Forward-Forward: top-down recurrent on repeated-frame MNIST
Source: Hinton (2022), “The Forward-Forward Algorithm: Some Preliminary Investigations”, arXiv:2212.13345 / NeurIPS 2022 keynote, section 4 (“A recurrent network with top-down connections”).
Demonstrates: A static MNIST digit can be treated as a “video” of
repeated identical frames, and a multi-layer net can be run as a recurrent
dynamical system on it. Each hidden layer at time t is computed from the
L2-normalized activities of the layers immediately above and below at
t-1, with damping (0.3 * old + 0.7 * new) to stabilize the iteration.
The top layer is clamped to a one-of-N candidate label. Inference for a
test image runs 8 synchronous iterations under each candidate label and
picks the label whose hidden-layer goodness, summed over iterations 3-5,
is largest. Paper reports: 1.31% test error.

Problem
The Forward-Forward (FF) family of algorithms replaces backprop’s global gradient with a per-layer local objective: each layer learns to make its sum-of-squared activations high on positive examples and low on negative ones. The recurrent variant in this section of the 2022 paper turns FF into a temporal protocol:
- A single MNIST digit is shown for 8 frames in a row (no motion).

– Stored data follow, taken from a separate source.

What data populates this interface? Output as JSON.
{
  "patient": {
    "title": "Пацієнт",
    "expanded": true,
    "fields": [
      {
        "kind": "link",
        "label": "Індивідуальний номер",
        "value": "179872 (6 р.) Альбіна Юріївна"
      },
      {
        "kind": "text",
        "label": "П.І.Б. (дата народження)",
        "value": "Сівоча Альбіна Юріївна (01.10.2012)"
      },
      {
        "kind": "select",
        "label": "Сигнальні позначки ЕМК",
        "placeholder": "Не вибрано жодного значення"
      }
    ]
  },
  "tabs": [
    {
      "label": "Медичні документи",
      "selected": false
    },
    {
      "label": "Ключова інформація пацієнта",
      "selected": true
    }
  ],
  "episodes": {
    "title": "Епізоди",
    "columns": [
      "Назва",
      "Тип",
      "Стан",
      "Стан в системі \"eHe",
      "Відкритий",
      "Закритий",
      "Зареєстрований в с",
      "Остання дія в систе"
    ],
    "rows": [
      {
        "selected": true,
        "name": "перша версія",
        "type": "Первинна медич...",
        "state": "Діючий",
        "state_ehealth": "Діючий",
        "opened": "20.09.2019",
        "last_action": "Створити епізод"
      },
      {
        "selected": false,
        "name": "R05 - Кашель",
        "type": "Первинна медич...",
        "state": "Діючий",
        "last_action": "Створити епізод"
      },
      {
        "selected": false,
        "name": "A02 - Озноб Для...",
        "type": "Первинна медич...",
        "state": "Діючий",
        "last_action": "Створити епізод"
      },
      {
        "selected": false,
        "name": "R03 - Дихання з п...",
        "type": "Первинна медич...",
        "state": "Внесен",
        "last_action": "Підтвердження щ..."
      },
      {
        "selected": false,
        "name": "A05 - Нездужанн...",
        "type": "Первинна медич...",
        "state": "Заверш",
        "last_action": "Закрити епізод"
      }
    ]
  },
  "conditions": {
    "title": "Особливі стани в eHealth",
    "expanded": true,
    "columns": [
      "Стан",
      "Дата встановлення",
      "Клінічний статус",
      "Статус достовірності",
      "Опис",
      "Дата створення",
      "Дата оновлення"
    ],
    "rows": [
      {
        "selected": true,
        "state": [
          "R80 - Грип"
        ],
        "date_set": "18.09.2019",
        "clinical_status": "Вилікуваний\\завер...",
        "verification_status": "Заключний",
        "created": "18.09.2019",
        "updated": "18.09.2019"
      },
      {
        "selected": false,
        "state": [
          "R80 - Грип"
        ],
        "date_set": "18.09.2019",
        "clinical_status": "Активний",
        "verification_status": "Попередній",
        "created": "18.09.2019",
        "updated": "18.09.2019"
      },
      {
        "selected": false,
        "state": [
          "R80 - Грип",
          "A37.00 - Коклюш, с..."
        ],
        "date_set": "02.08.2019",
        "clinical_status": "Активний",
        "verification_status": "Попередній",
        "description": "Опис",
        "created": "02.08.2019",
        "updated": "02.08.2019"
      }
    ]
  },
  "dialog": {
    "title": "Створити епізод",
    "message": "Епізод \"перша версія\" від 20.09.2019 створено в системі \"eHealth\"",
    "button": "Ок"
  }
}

- Hidden layers update synchronously: each layer at time
treads the L2-normalized state of the layer above and below at timet-1. - The label is clamped throughout: it is the candidate-of-N digit class that this 8-iteration “movie” is being tested against.
- Goodness summed across the hidden layers, across iterations 3-5, decides which candidate label wins.
The recurrent setup is interesting because it makes label inference an attractor: a candidate label that disagrees with the image fails to develop high goodness; a candidate that agrees develops high goodness in a few iterations and stays there.
This implementation uses pure numpy. There is no torch, no autodiff, no backprop-through-time. Each iteration’s gradient flows only through the single forward step that produced it; the previous-step activations on which the inputs depend are treated as constants. That sidesteps BPTT entirely and matches the local-update spirit of FF.
Files
| File | Purpose |
|---|---|
ff_recurrent_mnist.py | MNIST loader (urllib + gzip), recurrent FF model, local FF training with Adam, prediction by per-iteration goodness accumulation. CLI flags --seed --n-epochs --n-iters --damping. |
visualize_ff_recurrent_mnist.py | Generates viz/training_curves.png, viz/iteration_goodness.png, viz/state_evolution.png. Loads a saved model with --load-model (preferred) or trains its own. |
make_ff_recurrent_mnist_gif.py | Renders ff_recurrent_mnist.gif (3 examples × 8 iterations of inference dynamics). Same --load-model flag. |
viz/ | Saved model, results JSON, training log, and the three PNGs above. |
ff_recurrent_mnist.gif | Animated demo (under 3 MB). |
Running
The default workflow trains once, saves the model, and reuses it for visualization and the GIF:
# 1. train and save (around 3-4 min on CPU)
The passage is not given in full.